Outra é a de que, em operações interestaduais com derivados de petróleo nas quais tenha havido tributação anterior em elo interno com recolhimento de tributo à UF de origem, a UF de origem não pode restringir o crédito do contribuinte que promoveu a alienação interestadual. A uma, porque a saída é tributada (pela UF de destino); a duas, porque permitir o crédito é a única forma de garantir que todo o tributo seja recolhido apenas para o destino, com respeito à não cumulatividade.
Explicamos: em nosso exemplo, houve uma primeira venda interna tributada, então a UF de origem recebeu valor de ICMS; permitir que o contribuinte onerado (ICMS é tributo indireto e não cumulativo) mantenha o crédito no mesmo valor do ICMS por ele indiretamente pago (art. 166, CTN) é a única forma de garantir que a UF de origem não receba tributo que, constitucionalmente, é devido apenas à UF de destino.
Na Prática: Ofensa à regra de tributação exclusiva para uf de destino e Medidas Possíveis
Diversas são as UFs que legislam e/ou autuam seus contribuintes compreendendo que, em operações com derivados de petróleo iniciadas em seus territórios, lhes é devido o valor do ICMS referente aos elos iniciais[5] que ocorreram em seu território, mesmo sabedores de que houve posterior operação interestadual.
Entendemos que essas posturas não guardam compatibilidade com a Constituição da República.
Há casos, distintos daqueles aqui tratados, em que de fato ocorrem entradas tributadas e saídas não tributadas, situações nas quais uma UF pode permitir a manutenção dos créditos de ICMS pelo contribuinte.
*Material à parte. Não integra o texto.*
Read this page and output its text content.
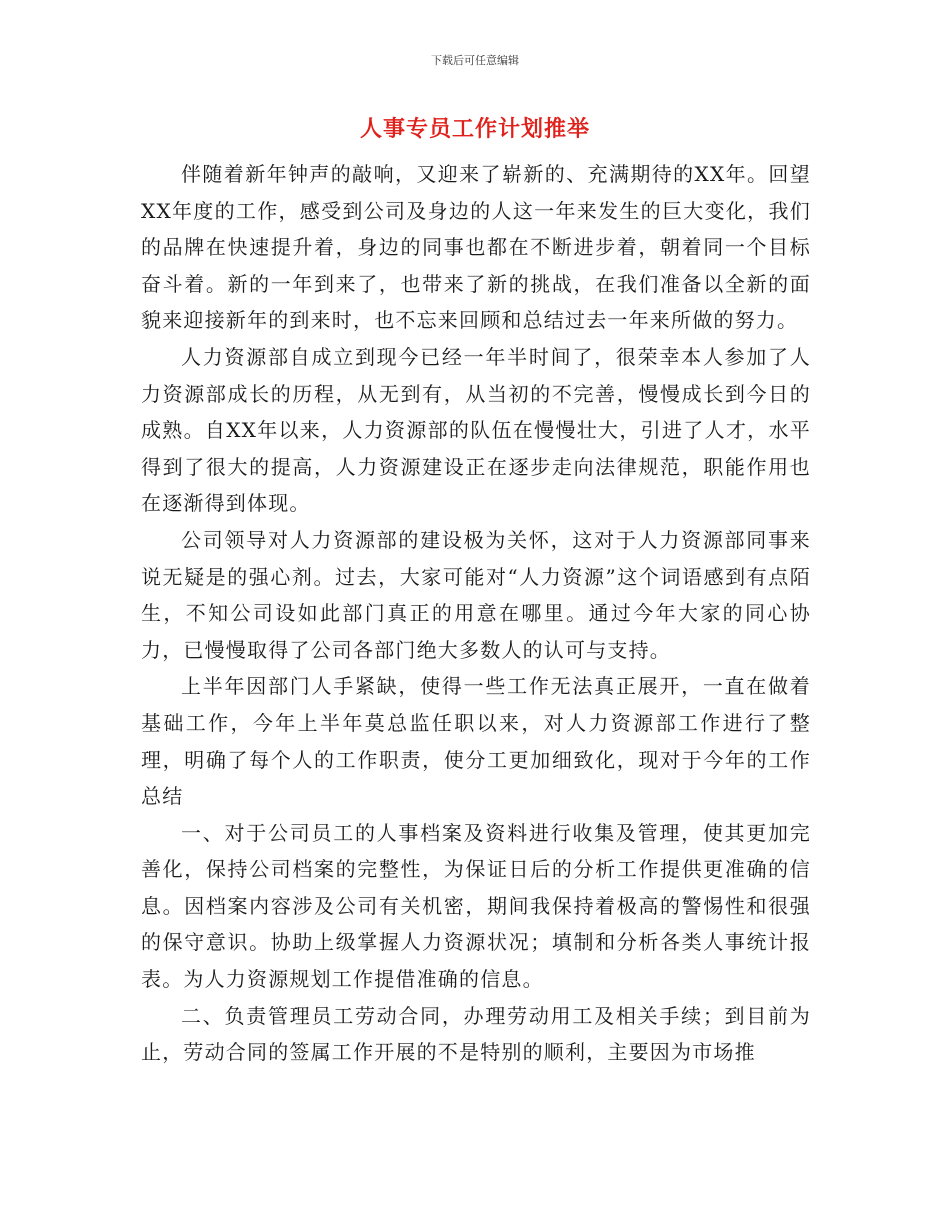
下载后可任意编辑
人事专员工作计划推举

伴随着新年钟声的敲响，又迎来了崭新的、充满期待的XX年。回望XX年度的工作，感受到公司及身边的人这一年来发生的巨大变化，我们的品牌在快速提升着，身边的同事也都在不断进步着，朝着同一个目标奋斗着。新的一年到来了，也带来了新的挑战，在我们准备以全新的面貌来迎接新年的到来时，也不忘来回顾和总结过去一年来所做的努力。

人力资源部自成立到现今已经一年半时间了，很荣幸本人参加了人力资源部成长的历程，从无到有，从当初的不完善，慢慢成长到今日的成熟。自XX年以来，人力资源部的队伍在慢慢壮大，引进了人才，水平得到了很大的提高，人力资源建设正在逐步走向法律规范，职能作用也在逐渐得到体现。

公司领导对人力资源部的建设极为关怀，这对于人力资源部同事来说无疑是的强心剂。过去，大家可能对“人力资源”这个词语感到有点陌生，不知公司设如此部门真正的用意在哪里。通过今年大家的同心协力，已慢慢取得了公司各部门绝大多数人的认可与支持。

上半年因部门人手紧缺，使得一些工作无法真正展开，一直在做着基础工作，今年上半年莫总监任职以来，对人力资源部工作进行了整理，明确了每个人的工作职责，使分工更加细致化，现对于今年的工作总结

一、对于公司员工的人事档案及资料进行收集及管理，使其更加完善化，保持公司档案的完整性，为保证日后的分析工作提供更准确的信息。因档案内容涉及公司有关机密，期间我保持着极高的警惕性和很强的保守意识。协助上级掌握人力资源状况；填制和分析各类人事统计报表。为人力资源规划工作提借准确的信息。

二、负责管理员工劳动合同，办理劳动用工及相关手续；到目前为止，劳动合同的签属工作开展的不是特别的顺利，主要因为市场推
Nesses casos, porém, existe espaço constitucional a essa decisão e há efeito constitutivo de benefício fiscal, motivo pelo qual se impõe, para devido tratamento, que seja veiculado observando os preceitos da Lei de Responsabilidade Fiscal e o art. 150, §6º, CR/88.
Mas existem UFs que, em operações com as aqui estudadas, legislam permitindo expressamente a manutenção de créditos pelos remetentes de derivados em operações interestaduais ou que, após concessão de diferimento, não exigem a “quebra do diferimento” e o pagamento de ICMS quando da saída interestadual.
Entendemos que essas posturas são importantes em termos de segurança jurídica, mas são totalmente inócuas, pois refletem apenas as previsões constitucionais e não seria possível nenhuma outra ação legítima por parte das UFs de origem.
Por serem desprovidas de conteúdo senão meramente declaratório, entendemos que essa “permissão” pode ser veiculada por qualquer ato normativo / legislação (art. 96, CTN), sendo desnecessários lei formal (art. 150, §6º, CR/88) ou convênio autorizativo (art. 155, § 2.º, XII, g, CR/88 c/c Lei Complementar nº 24/75).
Acaso corretas nossas ponderações, resultaria a viabilidade de se evitar o estorno de créditos / quebra de diferimento junto a UFs de origem em operações interestaduais com derivados de petróleo e, no caso de ter havido esses recolhimentos, seria cogitável buscar-se a restituição dos valores recolhidos a maior nos últimos 5 (cinco) anos.